Hamilton-Cayley tells us that we have

$M^2 + bM + c = 0 \tag{1}$

for some scalars $b, c$. If $b= c = 0$, (1) reduces to

$M^2 = 0, \tag{2}$

and we are done. If $c \ne 0$, multiply (1) by $M^2$ yielding

$M^4 + bM^3 + cM^2 = 0, \tag{3}$

and using $M^4 = M^3 = 0$, we have

$cM^2 = 0,\tag{4}$

and we are done. If $c = 0$, $b \ne 0$, multiply (1) by $M$ to obtain

$M^3 + bM^2 = 0, \tag{5}$

or

$bM^2 = 0, \tag{6}$

and once again we are done. We have thus covered all cases, and we are done, and I mean done! QED.

Hope this helps. Cheerio,

and as always

Fiat Lux!!!

Note added in edit: a similar technique was used in my answer to this question: nilpotent and linear transformation

Answer 3

Here is another proof that I find more direct:

We know that $M$ cannot be of full rank or of rank $0$. Hence $M$ is of rank one and there exist vectors $u, v$ such that $M = uv^T$. Then

$$ M^3 = uv^Tuv^Tuv^T = (v^Tu)^2uv^T = (v^Tu)^2M. $$

Therefore $v^Tu = 0$ and so

$$ M^2 = uv^Tuv^T = (v^Tu)uv^T = (v^Tu)M = 0. $$

Answer 4

Consider the subspaces $V_i=\ker(M^i)$ for $i=0,1,2,3$; by convention $M^0=I$ so $V_0=\{0\}$, and $M^3=0$ so $V_3=\Bbb R^2$; you need to show that $V_2=\Bbb R^2$ too. Clearly $V_0\subseteq V_1\subseteq V_2\subseteq V_3$, since a vector killed by $M^i$ will also be killed by $M^{i+1}$. The key observation is that if $V_i\neq V_{i+1}$, which necessarily means $\dim(V_i)<\dim(V_{i+1})$, then once also has $\dim(V_j)<\dim(V_{j+1})$ for all $0\leq j<i$. This is because $\dim(V_i)<\dim(V_{i+1})$ means there are vectors $v$ with $M^i\cdot v\neq 0$ but $M^{i+1}\cdot v= 0$, but for such a vector, $w=M^{i-j}\cdot v$ is a vector with $M^j\cdot w\neq 0$ but $M^{j+1}\cdot w= 0$.

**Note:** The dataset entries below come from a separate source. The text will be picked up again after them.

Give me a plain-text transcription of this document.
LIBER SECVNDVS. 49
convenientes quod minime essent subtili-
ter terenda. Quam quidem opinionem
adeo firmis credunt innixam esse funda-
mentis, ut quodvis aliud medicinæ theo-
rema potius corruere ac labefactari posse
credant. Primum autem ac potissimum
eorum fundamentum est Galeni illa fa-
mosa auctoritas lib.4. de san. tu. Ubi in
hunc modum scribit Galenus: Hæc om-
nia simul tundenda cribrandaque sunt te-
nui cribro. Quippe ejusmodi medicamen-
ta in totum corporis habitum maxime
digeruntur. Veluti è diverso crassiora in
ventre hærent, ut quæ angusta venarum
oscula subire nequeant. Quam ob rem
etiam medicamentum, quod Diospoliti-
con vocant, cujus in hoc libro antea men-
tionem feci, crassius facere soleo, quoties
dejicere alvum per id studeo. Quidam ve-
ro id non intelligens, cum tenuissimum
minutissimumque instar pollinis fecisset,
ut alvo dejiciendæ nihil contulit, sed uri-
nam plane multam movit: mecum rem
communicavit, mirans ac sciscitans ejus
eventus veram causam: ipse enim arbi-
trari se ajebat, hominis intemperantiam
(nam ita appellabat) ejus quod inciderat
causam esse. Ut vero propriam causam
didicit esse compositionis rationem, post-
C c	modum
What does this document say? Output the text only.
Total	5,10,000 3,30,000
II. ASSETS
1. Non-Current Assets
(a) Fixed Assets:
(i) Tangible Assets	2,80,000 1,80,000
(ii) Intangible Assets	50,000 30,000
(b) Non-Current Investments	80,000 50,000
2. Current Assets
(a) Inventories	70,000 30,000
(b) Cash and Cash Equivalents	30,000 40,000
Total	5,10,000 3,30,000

Thus $V_2\neq V_3$ would imply $0=\dim(V_0)<\dim(V_1)<\dim(V_2)<\dim(V_3)=2$, and there are not enough intermediate integer values to have this. So in fact $V_2=V_3$ as you wanted to prove. In the same way you can see that for an $n\times n$ matrix $A$ the equation $A^k=0$ for any $k\in\Bbb N$ implies $A^n=0$. This is something that would be hard to obtain from explicit case-by-case considerations.

Answer 5

There is an elementary proof. Write $$M=\left[\begin{array}{cc} a & b\\ c& d \end{array}\right].$$ Since $M^{3}=0$, taking the determinant of both sides and using the determinant of a product is the product of the determinants, gives $\text{det}\,M=0$. Hence, $$ad-bc=0.$$ By matrix multiplication, the following is found. $$M^{2}=\left[\begin{array}{cc} a^2+bc & b(a+d)\\ c(a+d) & bc+d^2 \end{array}\right],$$ and $$ M^{3}=\left[\begin{array}{cc} a^3+2abc+bdc & a^2b+b^2c+bd^2+abd\\ a^2c+adc+bc^2+d^2c & abc+2bdc+d^3 \end{array}\right].$$ But by factoring and using $ad-bc = 0$, it is seen that $M^3$ can be rewritten in the following form. $$ M^{3}=\left[\begin{array}{cc} (a^2+bc)(a+d)-a(ad-bc) & b(a+d)^2-b(ad-bc)\\ c(a+d)^2-c(ad-bc) & (bc+d^2)(a+d)-d(ad-bc) \end{array}\right] = \left[\begin{array}{cc} (a^2+bc)(a+d) & b(a+d)^2\\ c(a+d)^2 & (bc+d^2)(a+d) \end{array}\right] = (a+d)M^2.$$ Since $M^3 = 0$, we now have that either $M^2=0$ or $a+d=0$. If $a+d=0$, then $0=ad-bc=-a^2-bc=-d^2-bc$. Looking again at each component of $M^2$, we see that each component is 0.